Phil Steitz added a comment - 03/Dec/07 06:41 AM Changes and rationale for GOP.patch. Pool 1.3 added synchronization to address threadsafety issues presented in [1]. The potential race conditions identified all involved threads invoking close() on the pool while other threads were accessing or depending on the pool's closed member or, more dangerously, the _factory. In the 1.2 implementation, close() set _factory to null, so unsynchronized access to _factory could lead to null pointer exceptions. In 1.3, close was modified to no longer set _factory to null and closed was declared volatile.

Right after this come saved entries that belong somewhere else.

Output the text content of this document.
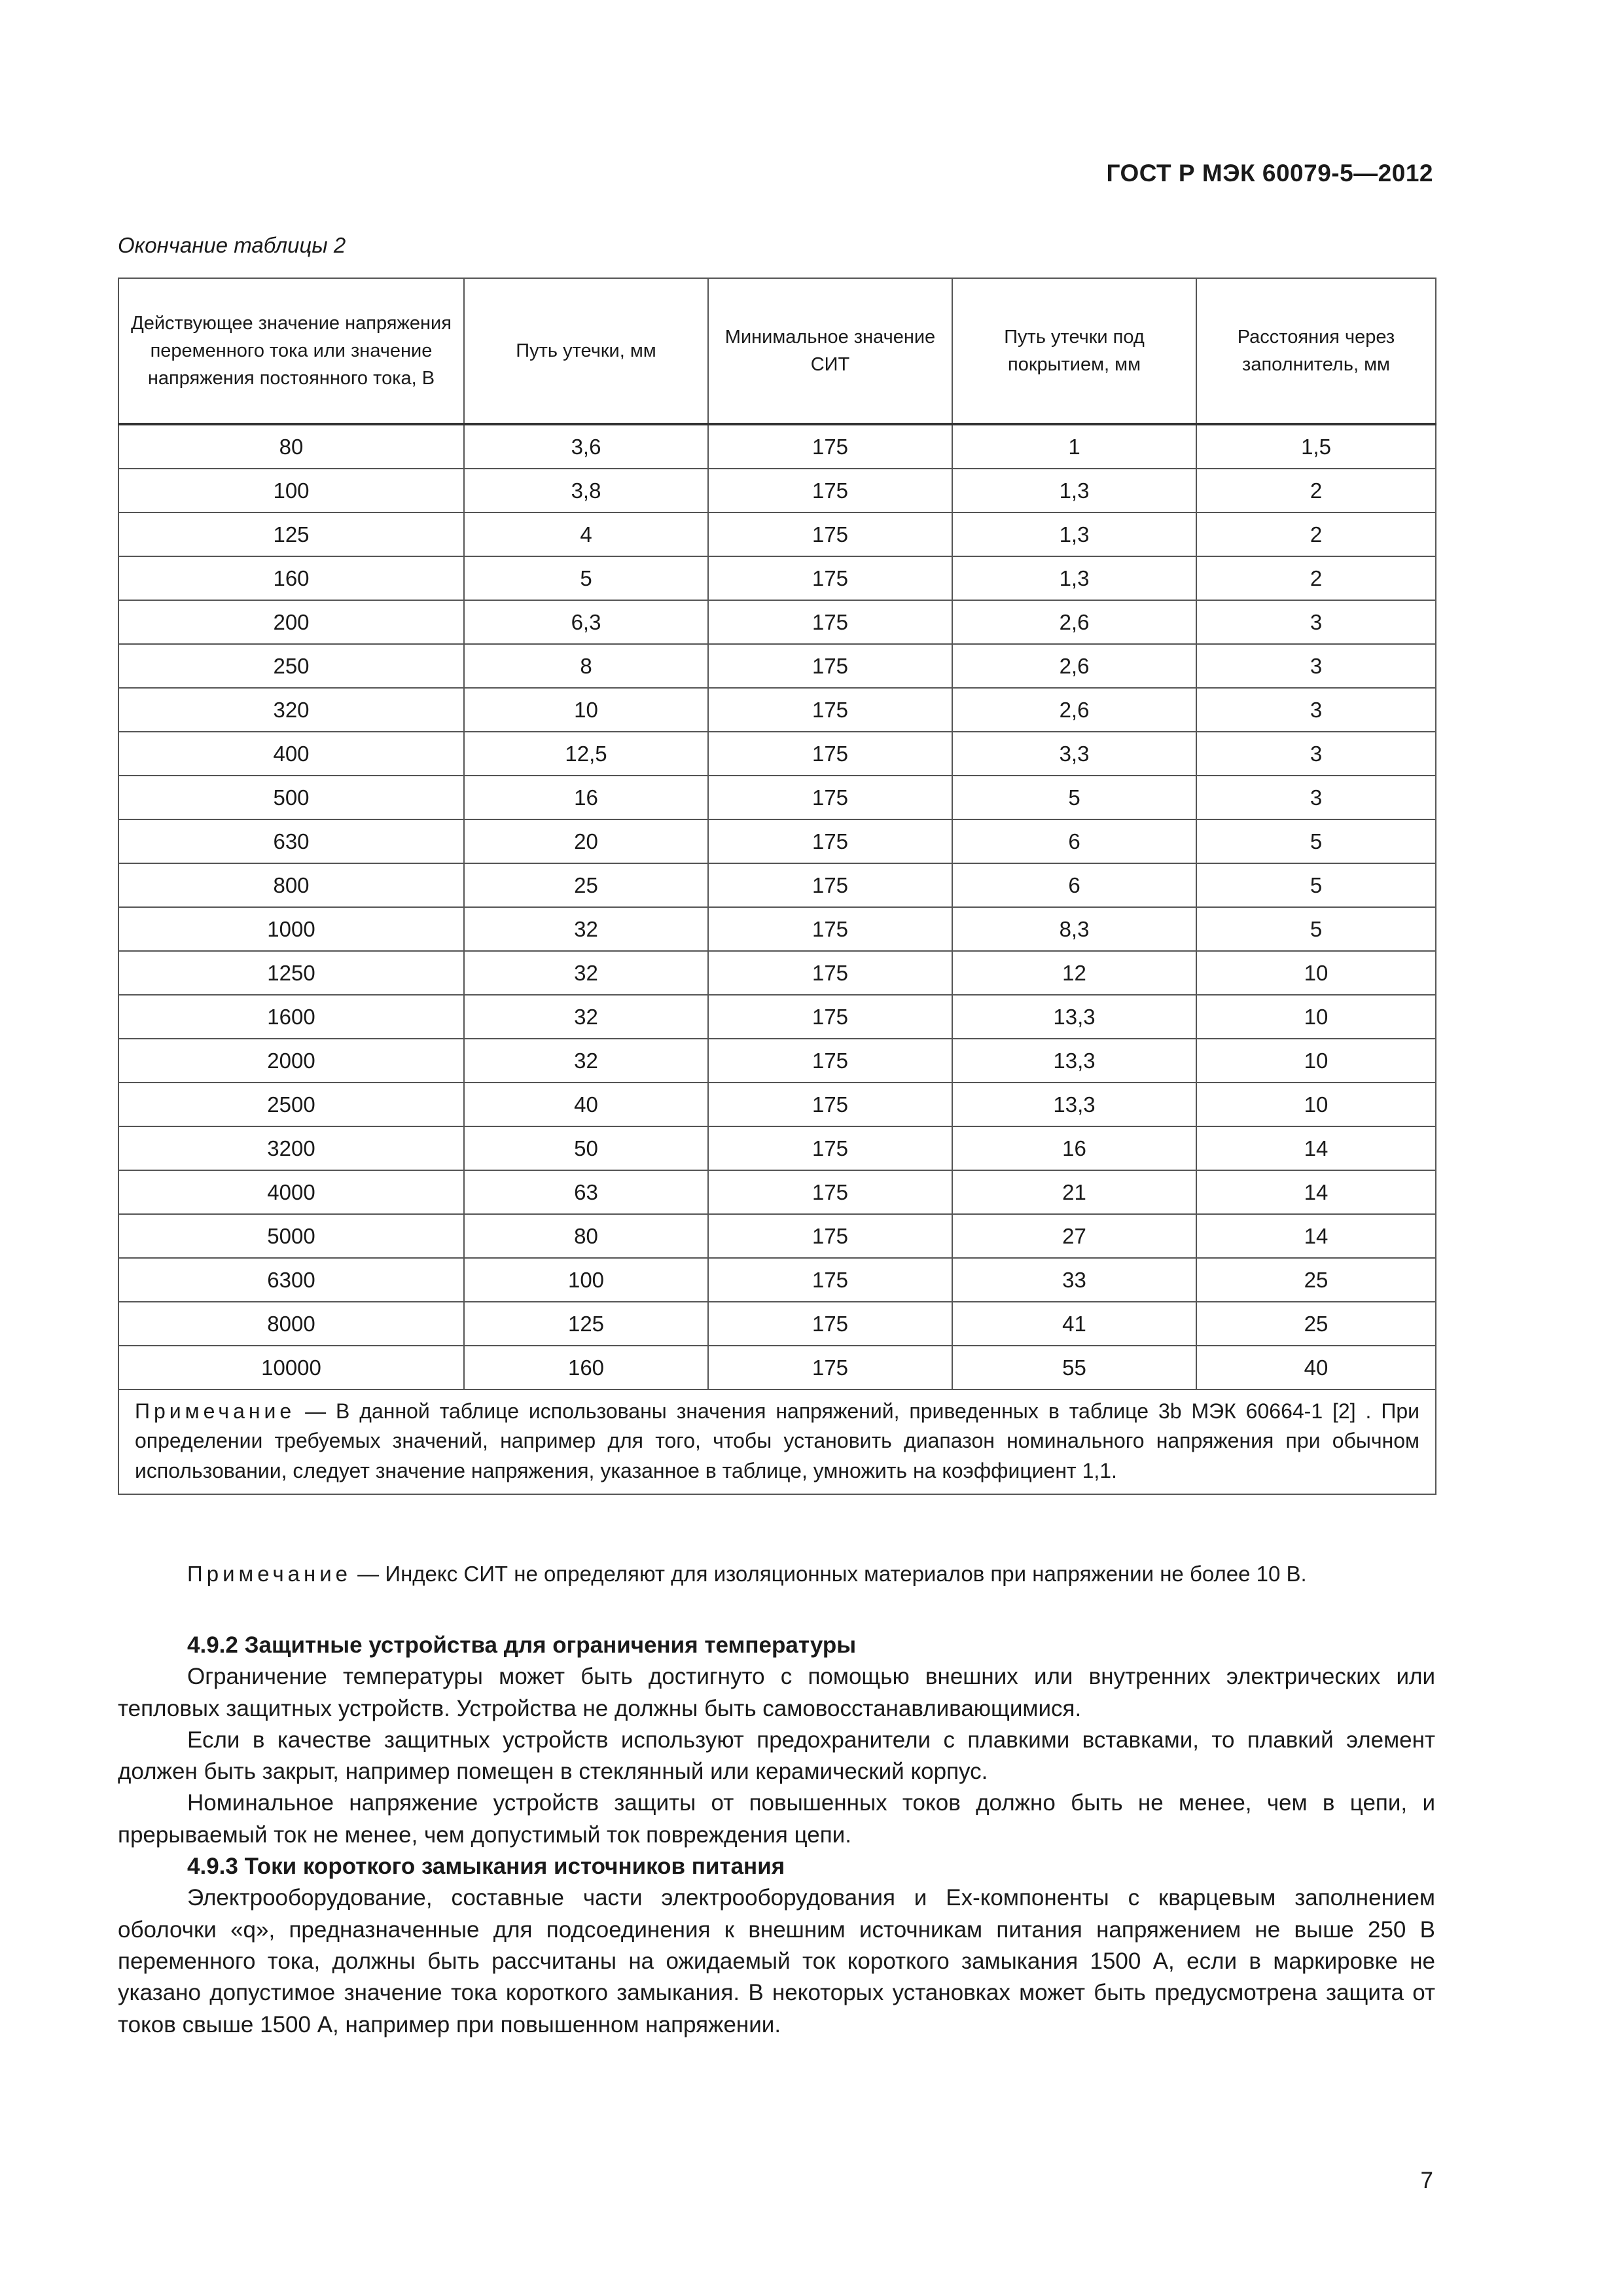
ГОСТ Р МЭК 60079-5—2012
Окончание таблицы 2
Действующее значение напряжения переменного тока или значение напряжения постоянного тока, В	Путь утечки, мм	Минимальное значение СИТ	Путь утечки под покрытием, мм	Расстояния через заполнитель, мм
80	3,6	175	1	1,5
100	3,8	175	1,3	2
125	4	175	1,3	2
160	5	175	1,3	2
200	6,3	175	2,6	3
250	8	175	2,6	3
320	10	175	2,6	3
400	12,5	175	3,3	3
500	16	175	5	3
630	20	175	6	5
800	25	175	6	5
1000	32	175	8,3	5
1250	32	175	12	10
1600	32	175	13,3	10
2000	32	175	13,3	10
2500	40	175	13,3	10
3200	50	175	16	14
4000	63	175	21	14
5000	80	175	27	14
6300	100	175	33	25
8000	125	175	41	25
10000	160	175	55	40
Примечание — В данной таблице использованы значения напряжений, приведенных в таблице 3b МЭК 60664-1 [2] . При определении требуемых значений, например для того, чтобы установить диапазон номинального напряжения при обычном использовании, следует значение напряжения, указанное в таблице, умножить на коэффициент 1,1.				

Примечание — Индекс СИТ не определяют для изоляционных материалов при напряжении не более 10 В.

4.9.2 Защитные устройства для ограничения температуры

Ограничение температуры может быть достигнуто с помощью внешних или внутренних электрических или тепловых защитных устройств. Устройства не должны быть самовосстанавливающимися.

Если в качестве защитных устройств используют предохранители с плавкими вставками, то плавкий элемент должен быть закрыт, например помещен в стеклянный или керамический корпус.

Номинальное напряжение устройств защиты от повышенных токов должно быть не менее, чем в цепи, и прерываемый ток не менее, чем допустимый ток повреждения цепи.

4.9.3 Токи короткого замыкания источников питания

Электрооборудование, составные части электрооборудования и Ex-компоненты с кварцевым заполнением оболочки «q», предназначенные для подсоединения к внешним источникам питания напряжением не выше 250 В переменного тока, должны быть рассчитаны на ожидаемый ток короткого замыкания 1500 А, если в маркировке не указано допустимое значение тока короткого замыкания. В некоторых установках может быть предусмотрена защита от токов свыше 1500 А, например при повышенном напряжении.

7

Neither of these eliminates the need to protect the data, but the two together make the identified race conditions both less likely and less damaging. The patch essentially reverts synchronization to the 1.2 level. Changes: borrowObject - narrowed the synchronization to the wait loop, moving assertOpen inside the loop. Maintained synchronization of access to pool fields. Control driven by stack variables outside synchronized blocks does not depend on pool state. Access to _factory outside of synchronized context is technically unsafe, since there is a synchronized setFactory method. This method throws IllegalStateException, however, if invoked when there are active objects, so this is not a practial problem. close no longer modifies _factory. invalidateObject - narrowed scope of synchronization to _numActive decrement and notify. Unsynchronized access to _factory is not a practical issue per comment above. returnObject - removed synchronization entirely. Only _factory was being protected. addObjectToPool - took factory methods out of synchronized scope. The decision on whether or not to add the returned object back to the pool is made inside the synchronized block and no change in pool state should cause incorrect behavior for the factory methods outside the block. Also added an isClosed check before adding objects back to the pool. addObject - moved makeObject outside scope of synchronization and moved the assertOpen inside the synchronized block, catching (and rethrowing after cleanup) IllegalStateException, which could happen if the pool is closed while makeObject is in progress. [1] http://www.mail-archive.com/commons-dev@jakarta.apache.org/msg68616.html

[ Permlink | « Hide ]

Mark Thomas added a comment - 09/Dec/07 11:36 PM

I have attached a proposed patch to ~~POOL-93~~ that includes the GOP fixes here, ports them to GKOP and also includes the sync fixes proposed in ~~POOL-93~~.

[ Permlink | « Hide ]

Phil Steitz added a comment - 10/Dec/07 02:59 AM

Pacth (pool-93-markt-v2.patch) from ~~POOL-93~~, which was applied in r602773, should also fix this issue.